The second type of bridge common to many small and often remote
villages along the Karakoram Highway is the wooden basket hanging from
a small pulley that rides on one thin, well-used wire. The
approaching trail is often carved into the cliff side, so narrow at
times that two people coming from opposite directions could not pass.
The basket itself has an often torn and tattered rope attached to each
end and to the opposing banks. The basket riders, upon climbing into
the small and bouncing basket begin to pull themselves aross the
river. The first half of the ride is rather short as the wire slopes
to the center but the second half is usually slow and requires
substantial effort. Hand over hand, the individuals pull themselves
and sometimes their occupant and/or goods from the market to the
opposite side. Typically, a youngster from the village, seeing
someone crossing, will come running and join in the effort to pull the
basket and its occupants, making the progress twice as fast but
still too long to be suspended, mid-air above a raging, rock strewned
river.
When it comes to bridges for pedestrians and motor vehicles alike
Pakistan has some of the most entertaining ones around. The country
is big on suspension bridges, often narrow, only allowing one car from
either direction to cross and only one car at a time. Our first
encounter with this type of bridge was upon entering Gilgit, late in
the afternoon and just behind a small car packed full of occupants.

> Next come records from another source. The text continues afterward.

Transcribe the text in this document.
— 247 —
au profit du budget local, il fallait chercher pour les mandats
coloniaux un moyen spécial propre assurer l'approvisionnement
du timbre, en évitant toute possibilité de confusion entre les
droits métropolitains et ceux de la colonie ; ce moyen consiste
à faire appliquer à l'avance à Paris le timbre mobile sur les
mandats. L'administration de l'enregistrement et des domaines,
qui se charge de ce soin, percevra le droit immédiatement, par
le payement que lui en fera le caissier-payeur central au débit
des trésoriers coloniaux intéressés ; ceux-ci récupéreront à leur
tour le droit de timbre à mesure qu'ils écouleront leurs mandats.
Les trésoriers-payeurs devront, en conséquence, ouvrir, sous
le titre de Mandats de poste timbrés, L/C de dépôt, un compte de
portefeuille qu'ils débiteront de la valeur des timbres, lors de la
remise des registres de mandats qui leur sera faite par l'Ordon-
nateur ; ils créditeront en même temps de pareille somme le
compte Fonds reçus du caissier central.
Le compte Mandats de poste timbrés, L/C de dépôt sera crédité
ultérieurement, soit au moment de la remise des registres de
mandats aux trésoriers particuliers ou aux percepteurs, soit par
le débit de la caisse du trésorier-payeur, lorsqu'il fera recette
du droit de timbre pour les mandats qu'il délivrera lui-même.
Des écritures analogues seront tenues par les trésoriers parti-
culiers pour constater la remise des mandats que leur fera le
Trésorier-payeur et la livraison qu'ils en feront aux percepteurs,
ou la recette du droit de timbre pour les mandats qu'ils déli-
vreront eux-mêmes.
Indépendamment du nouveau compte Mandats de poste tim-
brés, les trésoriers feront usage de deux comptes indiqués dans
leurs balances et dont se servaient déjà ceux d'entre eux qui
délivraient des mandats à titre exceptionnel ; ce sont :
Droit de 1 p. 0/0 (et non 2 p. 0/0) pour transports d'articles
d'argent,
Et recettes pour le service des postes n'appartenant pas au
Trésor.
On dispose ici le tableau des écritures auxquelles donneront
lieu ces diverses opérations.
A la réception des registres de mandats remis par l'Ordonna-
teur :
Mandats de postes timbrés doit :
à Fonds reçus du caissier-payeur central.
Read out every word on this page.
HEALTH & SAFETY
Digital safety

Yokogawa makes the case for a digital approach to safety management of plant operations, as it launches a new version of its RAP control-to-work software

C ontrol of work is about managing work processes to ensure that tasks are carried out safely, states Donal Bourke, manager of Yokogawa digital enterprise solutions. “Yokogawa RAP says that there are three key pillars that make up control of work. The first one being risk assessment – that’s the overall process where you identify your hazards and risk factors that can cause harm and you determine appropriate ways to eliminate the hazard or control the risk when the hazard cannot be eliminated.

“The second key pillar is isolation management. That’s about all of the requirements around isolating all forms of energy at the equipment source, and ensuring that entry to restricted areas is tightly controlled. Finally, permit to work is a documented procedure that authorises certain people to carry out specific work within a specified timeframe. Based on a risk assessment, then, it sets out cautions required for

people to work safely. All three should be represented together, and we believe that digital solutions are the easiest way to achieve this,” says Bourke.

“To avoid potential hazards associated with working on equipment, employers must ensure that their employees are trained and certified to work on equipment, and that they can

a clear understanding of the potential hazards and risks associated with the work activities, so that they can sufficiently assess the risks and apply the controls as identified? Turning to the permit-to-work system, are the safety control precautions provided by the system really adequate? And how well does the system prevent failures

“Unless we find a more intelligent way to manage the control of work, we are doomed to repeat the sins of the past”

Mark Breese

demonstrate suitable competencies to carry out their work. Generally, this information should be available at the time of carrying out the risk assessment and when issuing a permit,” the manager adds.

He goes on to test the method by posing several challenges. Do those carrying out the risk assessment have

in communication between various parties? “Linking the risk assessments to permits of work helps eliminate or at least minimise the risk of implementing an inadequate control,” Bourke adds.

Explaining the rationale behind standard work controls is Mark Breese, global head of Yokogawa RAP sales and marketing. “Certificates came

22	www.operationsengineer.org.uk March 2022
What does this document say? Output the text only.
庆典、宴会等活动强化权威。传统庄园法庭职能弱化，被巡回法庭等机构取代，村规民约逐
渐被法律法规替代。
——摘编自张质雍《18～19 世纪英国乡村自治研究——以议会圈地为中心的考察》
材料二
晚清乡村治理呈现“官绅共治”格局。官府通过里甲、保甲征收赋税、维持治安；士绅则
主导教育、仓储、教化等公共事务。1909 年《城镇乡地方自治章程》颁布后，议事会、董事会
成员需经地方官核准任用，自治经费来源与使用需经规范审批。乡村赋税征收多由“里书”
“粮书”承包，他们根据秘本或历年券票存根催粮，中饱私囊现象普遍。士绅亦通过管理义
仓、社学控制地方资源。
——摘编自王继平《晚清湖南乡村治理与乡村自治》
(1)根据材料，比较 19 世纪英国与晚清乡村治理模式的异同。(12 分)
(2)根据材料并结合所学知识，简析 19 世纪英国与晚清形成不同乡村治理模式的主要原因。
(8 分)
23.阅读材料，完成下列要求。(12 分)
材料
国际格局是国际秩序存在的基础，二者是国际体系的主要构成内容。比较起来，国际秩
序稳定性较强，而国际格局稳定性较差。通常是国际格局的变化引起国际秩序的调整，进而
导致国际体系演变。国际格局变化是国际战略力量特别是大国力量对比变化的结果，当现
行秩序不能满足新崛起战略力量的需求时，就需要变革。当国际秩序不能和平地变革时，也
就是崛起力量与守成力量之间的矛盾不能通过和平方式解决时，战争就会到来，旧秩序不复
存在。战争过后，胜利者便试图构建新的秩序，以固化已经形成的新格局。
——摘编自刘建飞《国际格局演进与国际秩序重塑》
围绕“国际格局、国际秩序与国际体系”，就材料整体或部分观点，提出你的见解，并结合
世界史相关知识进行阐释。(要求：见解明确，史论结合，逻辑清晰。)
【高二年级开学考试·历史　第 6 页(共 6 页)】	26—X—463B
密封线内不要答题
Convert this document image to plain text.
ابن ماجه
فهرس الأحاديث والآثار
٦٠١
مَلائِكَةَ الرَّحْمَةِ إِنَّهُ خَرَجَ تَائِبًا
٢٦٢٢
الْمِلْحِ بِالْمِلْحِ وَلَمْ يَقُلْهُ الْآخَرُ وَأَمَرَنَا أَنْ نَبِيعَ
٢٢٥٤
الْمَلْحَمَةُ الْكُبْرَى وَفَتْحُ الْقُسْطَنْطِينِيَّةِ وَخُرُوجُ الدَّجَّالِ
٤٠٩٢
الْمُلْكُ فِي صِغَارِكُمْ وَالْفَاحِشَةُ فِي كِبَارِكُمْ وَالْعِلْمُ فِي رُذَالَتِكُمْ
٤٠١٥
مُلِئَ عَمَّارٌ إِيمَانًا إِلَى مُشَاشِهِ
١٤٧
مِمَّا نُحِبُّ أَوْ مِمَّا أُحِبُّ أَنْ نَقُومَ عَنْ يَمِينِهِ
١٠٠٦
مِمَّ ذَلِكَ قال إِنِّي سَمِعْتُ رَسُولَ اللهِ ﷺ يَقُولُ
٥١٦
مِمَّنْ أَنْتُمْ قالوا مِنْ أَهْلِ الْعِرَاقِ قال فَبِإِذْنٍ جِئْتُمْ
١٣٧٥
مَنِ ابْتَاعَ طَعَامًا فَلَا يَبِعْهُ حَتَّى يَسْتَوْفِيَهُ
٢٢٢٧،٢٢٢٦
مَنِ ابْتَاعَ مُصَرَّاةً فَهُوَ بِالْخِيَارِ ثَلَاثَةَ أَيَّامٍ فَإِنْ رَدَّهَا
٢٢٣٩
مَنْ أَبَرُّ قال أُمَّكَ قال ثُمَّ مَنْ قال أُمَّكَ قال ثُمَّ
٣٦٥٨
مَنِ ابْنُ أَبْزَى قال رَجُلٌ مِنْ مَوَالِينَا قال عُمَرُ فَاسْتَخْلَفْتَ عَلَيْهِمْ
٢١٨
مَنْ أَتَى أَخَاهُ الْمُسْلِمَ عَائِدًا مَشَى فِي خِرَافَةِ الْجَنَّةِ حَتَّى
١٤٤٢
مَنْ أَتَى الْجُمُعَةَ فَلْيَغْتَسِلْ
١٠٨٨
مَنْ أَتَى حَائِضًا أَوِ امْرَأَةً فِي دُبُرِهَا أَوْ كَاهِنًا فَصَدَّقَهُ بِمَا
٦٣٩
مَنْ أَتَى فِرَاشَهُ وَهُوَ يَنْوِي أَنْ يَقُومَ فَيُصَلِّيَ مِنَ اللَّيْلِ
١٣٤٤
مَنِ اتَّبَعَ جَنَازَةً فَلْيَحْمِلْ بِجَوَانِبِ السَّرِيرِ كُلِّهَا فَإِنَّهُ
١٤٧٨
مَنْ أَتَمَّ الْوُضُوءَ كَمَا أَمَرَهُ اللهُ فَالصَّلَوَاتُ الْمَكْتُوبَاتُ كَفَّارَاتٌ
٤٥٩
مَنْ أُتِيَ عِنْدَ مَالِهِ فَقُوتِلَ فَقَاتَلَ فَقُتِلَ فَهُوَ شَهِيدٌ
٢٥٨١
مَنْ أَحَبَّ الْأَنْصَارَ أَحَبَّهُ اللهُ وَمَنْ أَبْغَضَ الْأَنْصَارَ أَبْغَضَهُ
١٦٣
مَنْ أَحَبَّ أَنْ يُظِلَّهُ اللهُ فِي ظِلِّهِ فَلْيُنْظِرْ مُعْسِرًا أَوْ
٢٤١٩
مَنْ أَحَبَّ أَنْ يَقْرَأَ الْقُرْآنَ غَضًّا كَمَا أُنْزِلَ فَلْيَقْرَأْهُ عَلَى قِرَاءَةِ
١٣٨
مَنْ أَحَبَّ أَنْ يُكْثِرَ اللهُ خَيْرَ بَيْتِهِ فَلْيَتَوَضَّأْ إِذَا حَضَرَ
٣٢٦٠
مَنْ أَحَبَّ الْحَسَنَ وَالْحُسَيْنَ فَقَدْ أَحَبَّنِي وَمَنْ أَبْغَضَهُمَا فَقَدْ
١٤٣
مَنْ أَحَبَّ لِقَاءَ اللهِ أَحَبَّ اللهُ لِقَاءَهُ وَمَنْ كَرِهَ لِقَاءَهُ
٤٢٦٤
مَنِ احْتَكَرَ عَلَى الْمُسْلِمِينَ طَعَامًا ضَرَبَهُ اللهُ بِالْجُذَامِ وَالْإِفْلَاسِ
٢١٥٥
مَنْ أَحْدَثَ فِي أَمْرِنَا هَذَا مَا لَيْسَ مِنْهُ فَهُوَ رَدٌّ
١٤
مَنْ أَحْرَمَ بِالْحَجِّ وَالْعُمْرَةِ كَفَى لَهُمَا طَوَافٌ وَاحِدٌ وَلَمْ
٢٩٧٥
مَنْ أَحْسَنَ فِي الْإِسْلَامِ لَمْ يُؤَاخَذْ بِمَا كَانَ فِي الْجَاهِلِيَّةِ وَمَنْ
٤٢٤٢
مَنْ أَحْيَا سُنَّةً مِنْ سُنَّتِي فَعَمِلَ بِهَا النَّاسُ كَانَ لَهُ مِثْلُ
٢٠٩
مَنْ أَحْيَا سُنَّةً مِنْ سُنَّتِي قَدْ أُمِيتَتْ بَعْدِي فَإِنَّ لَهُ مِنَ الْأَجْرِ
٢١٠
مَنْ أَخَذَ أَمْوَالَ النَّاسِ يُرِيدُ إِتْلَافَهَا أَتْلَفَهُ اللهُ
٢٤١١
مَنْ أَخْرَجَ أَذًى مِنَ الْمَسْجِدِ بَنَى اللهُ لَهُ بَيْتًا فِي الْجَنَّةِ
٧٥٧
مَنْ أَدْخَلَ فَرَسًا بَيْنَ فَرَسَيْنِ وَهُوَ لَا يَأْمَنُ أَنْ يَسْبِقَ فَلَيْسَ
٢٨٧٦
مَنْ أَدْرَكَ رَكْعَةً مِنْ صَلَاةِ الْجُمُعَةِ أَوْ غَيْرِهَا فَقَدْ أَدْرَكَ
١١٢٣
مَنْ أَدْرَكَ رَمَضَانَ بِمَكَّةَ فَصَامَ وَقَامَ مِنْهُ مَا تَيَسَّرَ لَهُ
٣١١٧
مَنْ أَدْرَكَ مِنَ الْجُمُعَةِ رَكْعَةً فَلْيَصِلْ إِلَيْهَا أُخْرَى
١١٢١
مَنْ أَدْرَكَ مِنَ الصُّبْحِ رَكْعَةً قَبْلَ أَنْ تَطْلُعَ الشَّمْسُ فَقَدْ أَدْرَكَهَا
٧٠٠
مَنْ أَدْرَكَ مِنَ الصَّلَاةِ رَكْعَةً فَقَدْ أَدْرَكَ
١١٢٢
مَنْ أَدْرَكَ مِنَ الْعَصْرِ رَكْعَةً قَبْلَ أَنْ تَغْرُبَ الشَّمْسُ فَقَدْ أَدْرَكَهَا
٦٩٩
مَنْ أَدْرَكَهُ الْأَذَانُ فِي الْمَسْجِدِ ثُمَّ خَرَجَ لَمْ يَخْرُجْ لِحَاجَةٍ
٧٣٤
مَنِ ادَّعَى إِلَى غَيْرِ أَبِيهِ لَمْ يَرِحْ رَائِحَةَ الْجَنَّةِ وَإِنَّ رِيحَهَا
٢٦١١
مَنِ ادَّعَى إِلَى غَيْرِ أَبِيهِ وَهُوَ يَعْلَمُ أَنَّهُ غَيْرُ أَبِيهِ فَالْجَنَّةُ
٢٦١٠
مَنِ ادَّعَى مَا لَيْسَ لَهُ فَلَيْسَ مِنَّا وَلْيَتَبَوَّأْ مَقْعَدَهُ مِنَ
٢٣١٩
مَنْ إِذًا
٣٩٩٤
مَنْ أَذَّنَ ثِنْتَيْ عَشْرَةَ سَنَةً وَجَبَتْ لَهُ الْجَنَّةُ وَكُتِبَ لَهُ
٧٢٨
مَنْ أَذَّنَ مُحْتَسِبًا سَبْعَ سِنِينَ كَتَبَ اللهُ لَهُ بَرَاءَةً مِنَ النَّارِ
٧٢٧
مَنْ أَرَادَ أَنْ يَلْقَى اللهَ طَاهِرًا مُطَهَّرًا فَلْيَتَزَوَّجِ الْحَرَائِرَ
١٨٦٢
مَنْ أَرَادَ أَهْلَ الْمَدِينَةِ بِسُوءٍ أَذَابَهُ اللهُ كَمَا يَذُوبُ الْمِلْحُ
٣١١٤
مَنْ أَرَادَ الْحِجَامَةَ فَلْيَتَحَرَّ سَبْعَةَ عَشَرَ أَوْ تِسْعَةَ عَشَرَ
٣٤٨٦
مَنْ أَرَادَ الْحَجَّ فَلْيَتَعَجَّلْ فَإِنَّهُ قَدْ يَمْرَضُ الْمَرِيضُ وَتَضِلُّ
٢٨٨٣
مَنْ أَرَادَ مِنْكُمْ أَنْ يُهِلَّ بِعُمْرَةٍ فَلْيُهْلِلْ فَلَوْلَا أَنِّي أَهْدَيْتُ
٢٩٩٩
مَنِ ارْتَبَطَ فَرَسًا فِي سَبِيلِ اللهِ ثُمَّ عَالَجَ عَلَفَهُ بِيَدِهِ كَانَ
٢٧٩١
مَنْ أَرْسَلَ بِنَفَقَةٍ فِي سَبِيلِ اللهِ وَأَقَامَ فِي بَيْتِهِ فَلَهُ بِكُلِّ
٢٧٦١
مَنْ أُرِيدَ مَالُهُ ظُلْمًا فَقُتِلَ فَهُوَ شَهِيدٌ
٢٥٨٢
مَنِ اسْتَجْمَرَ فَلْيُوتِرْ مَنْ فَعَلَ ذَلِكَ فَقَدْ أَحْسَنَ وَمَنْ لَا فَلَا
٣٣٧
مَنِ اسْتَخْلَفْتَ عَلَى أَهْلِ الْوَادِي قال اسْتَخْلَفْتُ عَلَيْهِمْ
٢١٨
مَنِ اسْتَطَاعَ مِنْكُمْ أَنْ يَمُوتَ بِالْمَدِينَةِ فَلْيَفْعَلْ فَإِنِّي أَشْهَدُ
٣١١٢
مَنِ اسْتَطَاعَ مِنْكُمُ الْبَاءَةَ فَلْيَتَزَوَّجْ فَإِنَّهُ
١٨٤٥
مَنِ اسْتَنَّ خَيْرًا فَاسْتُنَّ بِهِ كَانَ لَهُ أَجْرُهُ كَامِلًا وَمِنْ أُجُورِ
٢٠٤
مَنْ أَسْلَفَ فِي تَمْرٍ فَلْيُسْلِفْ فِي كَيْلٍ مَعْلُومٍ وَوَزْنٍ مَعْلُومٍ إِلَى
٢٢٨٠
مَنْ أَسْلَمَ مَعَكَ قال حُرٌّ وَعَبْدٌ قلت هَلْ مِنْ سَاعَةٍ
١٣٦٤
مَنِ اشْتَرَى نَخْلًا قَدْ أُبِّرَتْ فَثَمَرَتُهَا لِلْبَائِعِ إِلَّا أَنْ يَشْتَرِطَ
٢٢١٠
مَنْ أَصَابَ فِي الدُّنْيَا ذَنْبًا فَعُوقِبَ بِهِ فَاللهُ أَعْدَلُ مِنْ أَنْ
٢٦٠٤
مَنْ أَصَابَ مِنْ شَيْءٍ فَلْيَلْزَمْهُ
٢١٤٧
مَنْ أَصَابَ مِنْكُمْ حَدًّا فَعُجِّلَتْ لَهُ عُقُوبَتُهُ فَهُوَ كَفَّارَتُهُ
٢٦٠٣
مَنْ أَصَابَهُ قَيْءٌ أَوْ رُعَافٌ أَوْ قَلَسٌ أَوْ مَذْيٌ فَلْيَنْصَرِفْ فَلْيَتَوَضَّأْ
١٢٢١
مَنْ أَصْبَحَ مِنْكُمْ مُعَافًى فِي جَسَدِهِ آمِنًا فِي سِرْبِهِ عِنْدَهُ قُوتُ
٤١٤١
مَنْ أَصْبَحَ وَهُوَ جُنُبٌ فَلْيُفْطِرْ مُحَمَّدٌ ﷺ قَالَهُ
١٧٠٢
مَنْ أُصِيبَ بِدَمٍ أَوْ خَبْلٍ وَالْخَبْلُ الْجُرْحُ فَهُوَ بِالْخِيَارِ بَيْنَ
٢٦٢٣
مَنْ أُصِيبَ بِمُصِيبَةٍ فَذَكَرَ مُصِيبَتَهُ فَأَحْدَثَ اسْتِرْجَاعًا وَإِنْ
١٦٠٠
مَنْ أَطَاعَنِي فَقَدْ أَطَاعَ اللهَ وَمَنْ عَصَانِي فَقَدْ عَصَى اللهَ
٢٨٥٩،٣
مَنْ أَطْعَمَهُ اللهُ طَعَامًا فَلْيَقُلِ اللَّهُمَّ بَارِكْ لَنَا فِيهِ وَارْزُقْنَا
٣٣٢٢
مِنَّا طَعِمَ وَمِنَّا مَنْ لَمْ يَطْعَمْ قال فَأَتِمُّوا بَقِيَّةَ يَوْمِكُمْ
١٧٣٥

As the car ahead completed its crossing, the car just in front of us
started its journey and so did we. Once the car drove onto the bridge
we could see and hear the super structure of the bridge groan and flex
along its entire length. As the steel cables lengthened, the wood planked plantform stretched and the entire bridge seemed to drop
several inches. Cycling behind a vehicle on a bridge that sways more
than than a lobster boat in winter waters proved to be an art that
neither of us had ever mastered. We wove from side to side,
stumbled when we tried to pedal as the bridge appeared to drop out
from under our tires but were having the time of our lives. With a
long bridge platform to cross and cars waiting on the other side we
had to keep close to the car ahead. Once that car drove off the
bridge, the entire mass seemed to spring skyward, ignoring the
miniscule weight we and our bikes offered.
Finally, as the traffic flow and population increases along the KKH
the construction of new bridges is inevitable. We passed four new
bridges, all in various forms of installation. Some of the bridges’
wooden platforms lay on the banks, being pre-cut while others simply
had the stone pillar uprights errected and slack cables, drapped over
the pillars, hanging in mid air. One such bridge, still in the early
stages of construction was already being used by the villagers despite
the wooden platform missing most of its decking and any guard rails. It
was so narrow it would have even given goats pause. But as the small
and now impractical bridges become replaced, the villages on the
opposite banks have the chance to grow and prosper.